The fried-oil-dipped dofu, seaweed, mushrooms and veg was delicious yet so spicy that at times I became too phlegmy to breathe or speak.
In a rural area with few roads, crops were fed night-soil ladled out of pales hung either end of shouldered poles, to the sound of wood chopping, voices calling, chickens crowing, beasts lowing, and the crackling of a neighborhood temple's fireworks.
From places like this, I imagine, many young people were being drawn to work in distant industrial regions. Details would punctuate the China-Rising tale over the following decade, of factories with nets installed below windows.
Poor people asked for things along the way, which is always rough because a piece of the best of us shrinks in those kind of interactions. Ten days on the track-less-travelled meant not dealing with the official 'Travelers' Agency'. The rude shock was Chengdu where we stopped for permit and onward passage to Tibet and fares were double priced.

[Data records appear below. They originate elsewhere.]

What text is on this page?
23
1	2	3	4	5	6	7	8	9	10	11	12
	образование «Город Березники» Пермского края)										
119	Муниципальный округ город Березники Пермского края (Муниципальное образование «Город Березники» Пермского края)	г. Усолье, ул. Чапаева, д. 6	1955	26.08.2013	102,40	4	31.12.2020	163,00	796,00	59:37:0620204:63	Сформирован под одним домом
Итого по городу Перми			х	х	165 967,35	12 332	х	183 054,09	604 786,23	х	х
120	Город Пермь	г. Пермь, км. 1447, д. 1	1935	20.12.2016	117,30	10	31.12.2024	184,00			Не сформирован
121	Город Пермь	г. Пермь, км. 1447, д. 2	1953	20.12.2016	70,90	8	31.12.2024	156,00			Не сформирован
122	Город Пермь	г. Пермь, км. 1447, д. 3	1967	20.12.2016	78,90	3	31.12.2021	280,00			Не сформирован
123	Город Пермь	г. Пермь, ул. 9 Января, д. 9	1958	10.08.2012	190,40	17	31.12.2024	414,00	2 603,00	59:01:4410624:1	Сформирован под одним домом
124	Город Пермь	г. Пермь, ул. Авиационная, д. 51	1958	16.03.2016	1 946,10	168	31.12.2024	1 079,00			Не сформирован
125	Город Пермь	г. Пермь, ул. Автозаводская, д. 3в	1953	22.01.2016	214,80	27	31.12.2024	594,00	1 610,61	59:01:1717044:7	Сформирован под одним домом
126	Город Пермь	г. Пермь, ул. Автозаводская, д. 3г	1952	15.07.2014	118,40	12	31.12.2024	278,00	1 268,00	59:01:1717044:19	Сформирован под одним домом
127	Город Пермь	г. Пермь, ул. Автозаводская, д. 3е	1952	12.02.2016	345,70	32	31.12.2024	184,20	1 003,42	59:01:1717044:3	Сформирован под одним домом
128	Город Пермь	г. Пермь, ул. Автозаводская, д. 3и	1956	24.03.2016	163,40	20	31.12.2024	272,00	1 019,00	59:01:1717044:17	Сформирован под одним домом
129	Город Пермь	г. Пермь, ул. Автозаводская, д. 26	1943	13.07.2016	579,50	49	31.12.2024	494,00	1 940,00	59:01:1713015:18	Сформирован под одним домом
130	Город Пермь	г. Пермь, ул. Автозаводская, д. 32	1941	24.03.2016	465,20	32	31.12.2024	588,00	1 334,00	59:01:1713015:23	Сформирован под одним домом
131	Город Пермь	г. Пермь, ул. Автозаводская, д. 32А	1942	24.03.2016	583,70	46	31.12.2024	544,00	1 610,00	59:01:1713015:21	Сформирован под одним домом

Another frustration: I wanted to know the cricket score. But occidental news sites at internet cafe computers returned an error sign: The remote sockets seem confused.
Turning to official local news I read something that made me wonder about Deng's new China:
"... Zhang Bin developed a keen sense of Justice when he was a young boy. One day at primary school he saw a higher grade boy try to break a coin with a knife and went and stopped the boy.
"It is none of your business. I can break my own money," the boy said.
"No one is allowed to break renminbi. You break the law if you break the coin," little Zhang said with the force of justice. - China Daily 15 Dec 1999.